Joey Burns, lead singer and founder member of Calexico, is describing the most recent song he wrote.

It was, he recalls, composed in "Boulder, Colorado, on a nylon-string guitar and had a kind of ranchero beat." Throw in a crimson Wild West sunset and a mariachi trumpet and you have the essence of Calexico in a nutshell.

Formed by multi-instrumentalist Burns and drummer John Convertino in 1996, Calexico take their name from a small town on the US-Mexico border. It's no red herring. With its twanging instrumentals, crisp horns, sighing pedal steel and rattlesnake drums, their music is redolent of dry heat, vast blue skies and a highly cinematic brand of desert drama.

Although Burns and Convertino first met in California, where for a short spell they were both in Howe Gelb's venerable Giant Sand, it was only after moving to Tucson, Arizona, that the pair conceived Calexico. With roots in indie-rock and alt.country, over seven albums the band's sound has evolved into a kind of widescreen frontier music, created on the cusp of cultures and genres. Much of it taps into the romantic notion of the American West, albeit with something unsettling and rather turbulent in its undertow. Burns admits to "a love for those landscapes and themes, but there's a lot of tension and turmoil beneath the surface of things. I think everyone can relate to that".

In many ways Calexico are a truly modern American band, reflecting the growing influence of the Hispanic population and addressing the country's continuing schisms over race, immigration and cultural identity. They frequently sing in Spanish, and in both their music and their words they tend to champion the kind of places that have traditionally been marginalised (or worse) by the Caucasian rump of North America: Mexico, the Dominican Republic and, increasingly, Cuba: on Tucson-Habana, their 2010 collaboration with Spanish singer Amparo Sanchez, they even recorded at Havana's legendary EGREM studios. A key thread in their music is our complex relationship with roots and place. "Why do we leave, and why can't we leave? I keep coming back to those questions," says Burns. "Everyone is moving, and I wanted to capture some of that in these songs. Your head and heart is always searching for connections, a meeting place, some kind of avenue for the future. In America, people sometimes look at us funny when we sing in Spanish – like, I want to jump on this train, but there is a hesitation."
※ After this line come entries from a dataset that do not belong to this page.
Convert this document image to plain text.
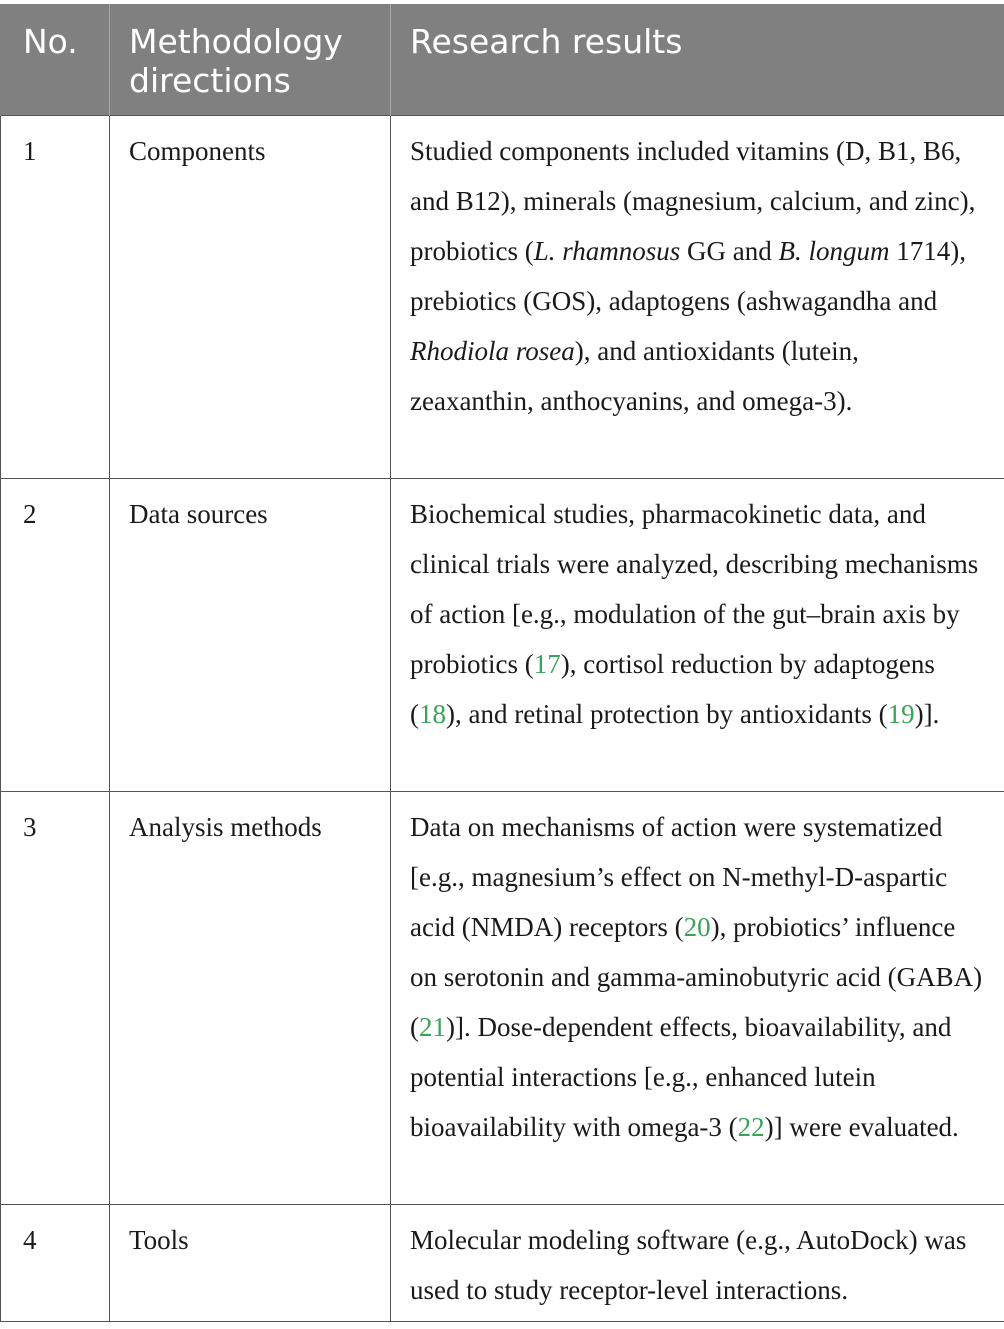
No.	Methodology directions	Research results
1	Components	Studied components included vitamins (D, B1, B6, and B12), minerals (magnesium, calcium, and zinc), probiotics (L. rhamnosus GG and B. longum 1714), prebiotics (GOS), adaptogens (ashwagandha and Rhodiola rosea), and antioxidants (lutein, zeaxanthin, anthocyanins, and omega-3).
2	Data sources	Biochemical studies, pharmacokinetic data, and clinical trials were analyzed, describing mechanisms of action [e.g., modulation of the gut–brain axis by probiotics (17), cortisol reduction by adaptogens (18), and retinal protection by antioxidants (19)].
3	Analysis methods	Data on mechanisms of action were systematized [e.g., magnesium’s effect on N-methyl-D-aspartic acid (NMDA) receptors (20), probiotics’ influence on serotonin and gamma-aminobutyric acid (GABA) (21)]. Dose-dependent effects, bioavailability, and potential interactions [e.g., enhanced lutein bioavailability with omega-3 (22)] were evaluated.
4	Tools	Molecular modeling software (e.g., AutoDock) was used to study receptor-level interactions.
Their latest album, Algiers, was recorded in another of the world's great musical and cultural trysting posts. The record is named not after the Algerian capital, but the less renowned district of New Orleans where the pair spent several weeks recording the album. The results are quintessentially Calexico, yet the music tingles with the city's distinctive atmosphere of mystery, superstition and voodoo vibes. "We've always loved New Orleans," says Burns. "There's so much history, so many ghosts, even vampires. It carries a lot of weight. We recorded in a studio in this unassuming area, in a beautiful, old, wooden former Baptist church with a great sense of musical and spiritual history. We were tapping into the vibe of the studio, the district, and the city, which is a portal between North and South America, the old world and the new world. It rejuvenated us."

This week the band make their first visit to Scotland for five years. On stage, Calexico are a blur of sound and colour. Fleshed out to a seven-piece, they play a dizzying array of instruments, with some members juggling accordion and trumpet on the same song. "There is a lot of theatre to it, with so many multi-instrumentalists in the band," says Burns. "It's always interesting to see who is standing in front of the trumpet section. It's usually the ladies, checking out the facial hair ..."

According to Burns, "as you get older you don't just come to play music, you want to connect to a place". Having followed a trail from his own surname to the work of Robert Burns, he points out that, among the Mediterranean, South American, Caribbean and Western influences seeping into Calexico's songs there are trace elements of Celtic music. "The songs we write are inspired by so many different genres and traditions," he says. "A while ago I was really getting into Scottish and Irish folk, those chords and those time signatures, and there's a lot of that in our music. The last song on this record, The Vanishing Mind, is definitely inspired by Scottish folk song. I love that mix in the songwriting process. You never know where it is going to lead, and I like that."

Algiers has been out less than six months, and Burns concedes that the song he started writing back in Boulder is one of only a couple of new compositions. Still, he hopes to get back to the studio "sooner rather than later, and keep up the momentum of the tour. I'd like the next record to be a little more raw, a little more worn. I'd love to go back to New Orleans but it would be great to see this as start of a series of travelling and recording. Cuba would be fantastic, but I'd love to go further." It's the least we can expect from a band whose music recognises few borders.

Algiers is out now on ANTI. Calexico play O2 ABC, Glasgow, on Friday.